Caden's Life
I thought about Caden* again today. It happens every time I sit down at the piano. For a year in high school, my mother had arranged for me to have free piano lessons from a kind neighbor who lived down the street. I babysat her children for an hour every week, and in exchange, she gave me a 30- minute piano lesson.
The lady had two
children, a girl who was about 5 years old, and a 3-year-old, Caden. The thing
about Caden was that his mother had contracted toxoplasmosis when she was
pregnant with him (that’s the thing they warn pregnant women about and why they
should avoid changing kitty litter) and the result for Caden was severe birth
defects. At 3 years old, he sat in a special chair most of the time. He could
not walk, he could not crawl, and though he was bigger than a 6-month-old,
developmentally he could do only about what a 6-month-old could do. As far as his future was concerned, children
with his condition did not usually live past their 10th birthday.
Occasionally, he
would startle, arch his back and begin to cry. His mother would take him out the
chair, rock him, and calm him and eventually he would calm back down and smile
at her again.
Other than the
startling and arching, Caden was a happy child. He smiled, he cooed, he made
noises, he attempted a few simple words, and he loved to sit under the blue sky
in a special swing in his backyard. He loved faces, and he loved people. His
older sister accepted his differences with ease, and though his mother sometimes
looked troubled, she cuddled him, carried him around, and loved gazing into his
face.
They were
Christians and believed that Caden was a special gift from God. I agree with
them. Once you got to know him, Caden was just any other baby, any other little
child with their own personality and their own likes (Winnie the Pooh) and dislikes
(being left alone.) I have no idea if the help of a 15-year-old one hour a week
actually made Caden’s mother’s load easier, but I do know that Caden blessed
me. I was blessed to see how a family behaves who has a special needs child,
and it was oddly normal and oddly comforting. To them, Caden was just a member
of the family. Last I heard, he was
still alive at about 8 years old, still sitting in a special chair, still using
basic words, still wearing diapers, but still smiling. I lost track of that
family long ago, and Caden is now most likely gone.
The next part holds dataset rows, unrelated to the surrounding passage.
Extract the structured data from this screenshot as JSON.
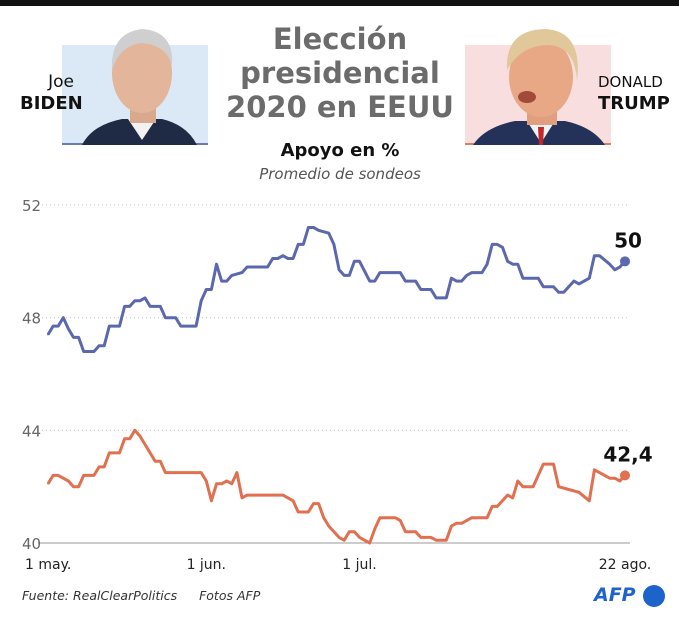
{
  "header": {
    "title_lines": [
      "Elección",
      "presidencial",
      "2020 en EEUU"
    ],
    "subtitle": "Apoyo en %",
    "subtitle2": "Promedio de sondeos"
  },
  "candidates": {
    "biden": {
      "first": "Joe",
      "last": "Biden",
      "color": "#5b68ad",
      "panel_color": "#dbe8f6"
    },
    "trump": {
      "first": "Donald",
      "last": "Trump",
      "color": "#e0704f",
      "panel_color": "#f8dede"
    }
  },
  "footer": {
    "source": "Fuente: RealClearPolitics",
    "photos": "Fotos AFP",
    "logo": "AFP"
  },
  "chart_data": {
    "type": "line",
    "title": "Apoyo en %",
    "subtitle": "Promedio de sondeos",
    "ylim": [
      40,
      52
    ],
    "y_ticks": [
      "52",
      "48",
      "44",
      "40"
    ],
    "y_tick_values": [
      52,
      48,
      44,
      40
    ],
    "xlim": [
      "2020-05-01",
      "2020-08-22"
    ],
    "x_ticks": [
      {
        "date": "2020-05-01",
        "label": "1 may."
      },
      {
        "date": "2020-06-01",
        "label": "1 jun."
      },
      {
        "date": "2020-07-01",
        "label": "1 jul."
      },
      {
        "date": "2020-08-22",
        "label": "22 ago."
      }
    ],
    "grid": "horizontal dotted",
    "series": [
      {
        "name": "Joe Biden",
        "color": "#5b68ad",
        "end_label": "50",
        "points": [
          [
            "2020-05-01",
            47.4
          ],
          [
            "2020-05-02",
            47.7
          ],
          [
            "2020-05-03",
            47.7
          ],
          [
            "2020-05-04",
            48.0
          ],
          [
            "2020-05-05",
            47.6
          ],
          [
            "2020-05-06",
            47.3
          ],
          [
            "2020-05-07",
            47.3
          ],
          [
            "2020-05-08",
            46.8
          ],
          [
            "2020-05-10",
            46.8
          ],
          [
            "2020-05-11",
            47.0
          ],
          [
            "2020-05-12",
            47.0
          ],
          [
            "2020-05-13",
            47.7
          ],
          [
            "2020-05-15",
            47.7
          ],
          [
            "2020-05-16",
            48.4
          ],
          [
            "2020-05-17",
            48.4
          ],
          [
            "2020-05-18",
            48.6
          ],
          [
            "2020-05-19",
            48.6
          ],
          [
            "2020-05-20",
            48.7
          ],
          [
            "2020-05-21",
            48.4
          ],
          [
            "2020-05-23",
            48.4
          ],
          [
            "2020-05-24",
            48.0
          ],
          [
            "2020-05-26",
            48.0
          ],
          [
            "2020-05-27",
            47.7
          ],
          [
            "2020-05-30",
            47.7
          ],
          [
            "2020-05-31",
            48.6
          ],
          [
            "2020-06-01",
            49.0
          ],
          [
            "2020-06-02",
            49.0
          ],
          [
            "2020-06-03",
            49.9
          ],
          [
            "2020-06-04",
            49.3
          ],
          [
            "2020-06-05",
            49.3
          ],
          [
            "2020-06-06",
            49.5
          ],
          [
            "2020-06-08",
            49.6
          ],
          [
            "2020-06-09",
            49.8
          ],
          [
            "2020-06-13",
            49.8
          ],
          [
            "2020-06-14",
            50.1
          ],
          [
            "2020-06-15",
            50.1
          ],
          [
            "2020-06-16",
            50.2
          ],
          [
            "2020-06-17",
            50.1
          ],
          [
            "2020-06-18",
            50.1
          ],
          [
            "2020-06-19",
            50.6
          ],
          [
            "2020-06-20",
            50.6
          ],
          [
            "2020-06-21",
            51.2
          ],
          [
            "2020-06-22",
            51.2
          ],
          [
            "2020-06-23",
            51.1
          ],
          [
            "2020-06-25",
            51.0
          ],
          [
            "2020-06-26",
            50.6
          ],
          [
            "2020-06-27",
            49.7
          ],
          [
            "2020-06-28",
            49.5
          ],
          [
            "2020-06-29",
            49.5
          ],
          [
            "2020-06-30",
            50.0
          ],
          [
            "2020-07-01",
            50.0
          ],
          [
            "2020-07-03",
            49.3
          ],
          [
            "2020-07-04",
            49.3
          ],
          [
            "2020-07-05",
            49.6
          ],
          [
            "2020-07-09",
            49.6
          ],
          [
            "2020-07-10",
            49.3
          ],
          [
            "2020-07-12",
            49.3
          ],
          [
            "2020-07-13",
            49.0
          ],
          [
            "2020-07-15",
            49.0
          ],
          [
            "2020-07-16",
            48.7
          ],
          [
            "2020-07-18",
            48.7
          ],
          [
            "2020-07-19",
            49.4
          ],
          [
            "2020-07-20",
            49.3
          ],
          [
            "2020-07-21",
            49.3
          ],
          [
            "2020-07-22",
            49.5
          ],
          [
            "2020-07-23",
            49.6
          ],
          [
            "2020-07-25",
            49.6
          ],
          [
            "2020-07-26",
            49.9
          ],
          [
            "2020-07-27",
            50.6
          ],
          [
            "2020-07-28",
            50.6
          ],
          [
            "2020-07-29",
            50.5
          ],
          [
            "2020-07-30",
            50.0
          ],
          [
            "2020-07-31",
            49.9
          ],
          [
            "2020-08-01",
            49.9
          ],
          [
            "2020-08-02",
            49.4
          ],
          [
            "2020-08-05",
            49.4
          ],
          [
            "2020-08-06",
            49.1
          ],
          [
            "2020-08-08",
            49.1
          ],
          [
            "2020-08-09",
            48.9
          ],
          [
            "2020-08-10",
            48.9
          ],
          [
            "2020-08-12",
            49.3
          ],
          [
            "2020-08-13",
            49.2
          ],
          [
            "2020-08-15",
            49.4
          ],
          [
            "2020-08-16",
            50.2
          ],
          [
            "2020-08-17",
            50.2
          ],
          [
            "2020-08-19",
            49.9
          ],
          [
            "2020-08-20",
            49.7
          ],
          [
            "2020-08-21",
            49.8
          ],
          [
            "2020-08-22",
            50.0
          ]
        ]
      },
      {
        "name": "Donald Trump",
        "color": "#e0704f",
        "end_label": "42,4",
        "points": [
          [
            "2020-05-01",
            42.1
          ],
          [
            "2020-05-02",
            42.4
          ],
          [
            "2020-05-03",
            42.4
          ],
          [
            "2020-05-04",
            42.3
          ],
          [
            "2020-05-05",
            42.2
          ],
          [
            "2020-05-06",
            42.0
          ],
          [
            "2020-05-07",
            42.0
          ],
          [
            "2020-05-08",
            42.4
          ],
          [
            "2020-05-10",
            42.4
          ],
          [
            "2020-05-11",
            42.7
          ],
          [
            "2020-05-12",
            42.7
          ],
          [
            "2020-05-13",
            43.2
          ],
          [
            "2020-05-15",
            43.2
          ],
          [
            "2020-05-16",
            43.7
          ],
          [
            "2020-05-17",
            43.7
          ],
          [
            "2020-05-18",
            44.0
          ],
          [
            "2020-05-19",
            43.8
          ],
          [
            "2020-05-21",
            43.2
          ],
          [
            "2020-05-22",
            42.9
          ],
          [
            "2020-05-23",
            42.9
          ],
          [
            "2020-05-24",
            42.5
          ],
          [
            "2020-05-31",
            42.5
          ],
          [
            "2020-06-01",
            42.2
          ],
          [
            "2020-06-02",
            41.5
          ],
          [
            "2020-06-03",
            42.1
          ],
          [
            "2020-06-04",
            42.1
          ],
          [
            "2020-06-05",
            42.2
          ],
          [
            "2020-06-06",
            42.1
          ],
          [
            "2020-06-07",
            42.5
          ],
          [
            "2020-06-08",
            41.6
          ],
          [
            "2020-06-09",
            41.7
          ],
          [
            "2020-06-16",
            41.7
          ],
          [
            "2020-06-18",
            41.5
          ],
          [
            "2020-06-19",
            41.1
          ],
          [
            "2020-06-21",
            41.1
          ],
          [
            "2020-06-22",
            41.4
          ],
          [
            "2020-06-23",
            41.4
          ],
          [
            "2020-06-24",
            40.9
          ],
          [
            "2020-06-25",
            40.6
          ],
          [
            "2020-06-27",
            40.2
          ],
          [
            "2020-06-28",
            40.1
          ],
          [
            "2020-06-29",
            40.4
          ],
          [
            "2020-06-30",
            40.4
          ],
          [
            "2020-07-01",
            40.2
          ],
          [
            "2020-07-03",
            40.0
          ],
          [
            "2020-07-04",
            40.5
          ],
          [
            "2020-07-05",
            40.9
          ],
          [
            "2020-07-08",
            40.9
          ],
          [
            "2020-07-09",
            40.8
          ],
          [
            "2020-07-10",
            40.4
          ],
          [
            "2020-07-12",
            40.4
          ],
          [
            "2020-07-13",
            40.2
          ],
          [
            "2020-07-15",
            40.2
          ],
          [
            "2020-07-16",
            40.1
          ],
          [
            "2020-07-18",
            40.1
          ],
          [
            "2020-07-19",
            40.6
          ],
          [
            "2020-07-20",
            40.7
          ],
          [
            "2020-07-21",
            40.7
          ],
          [
            "2020-07-23",
            40.9
          ],
          [
            "2020-07-26",
            40.9
          ],
          [
            "2020-07-27",
            41.3
          ],
          [
            "2020-07-28",
            41.3
          ],
          [
            "2020-07-30",
            41.7
          ],
          [
            "2020-07-31",
            41.6
          ],
          [
            "2020-08-01",
            42.2
          ],
          [
            "2020-08-02",
            42.0
          ],
          [
            "2020-08-04",
            42.0
          ],
          [
            "2020-08-06",
            42.8
          ],
          [
            "2020-08-08",
            42.8
          ],
          [
            "2020-08-09",
            42.0
          ],
          [
            "2020-08-11",
            41.9
          ],
          [
            "2020-08-13",
            41.8
          ],
          [
            "2020-08-15",
            41.5
          ],
          [
            "2020-08-16",
            42.6
          ],
          [
            "2020-08-17",
            42.5
          ],
          [
            "2020-08-19",
            42.3
          ],
          [
            "2020-08-20",
            42.3
          ],
          [
            "2020-08-21",
            42.2
          ],
          [
            "2020-08-22",
            42.4
          ]
        ]
      }
    ]
  }
}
I have no doubt that he is
whole and healthy in the arms of Jesus.
How do we assess
the worth of a life like Caden’s? In his short life, there was pain, but there
was also sunshine, smiles, a sister, a mother and father, and of course, Winnie
the Pooh. I know some able-bodied people who are not so lucky as Caden.
So when I sit down
to re-learn all the piano I’ve forgotten over the past 20 years, my heart
always goes back to Caden, and how his family modeled love and the value of all life.
*I am not in contact with this family and do not have permission to publish their son's real name.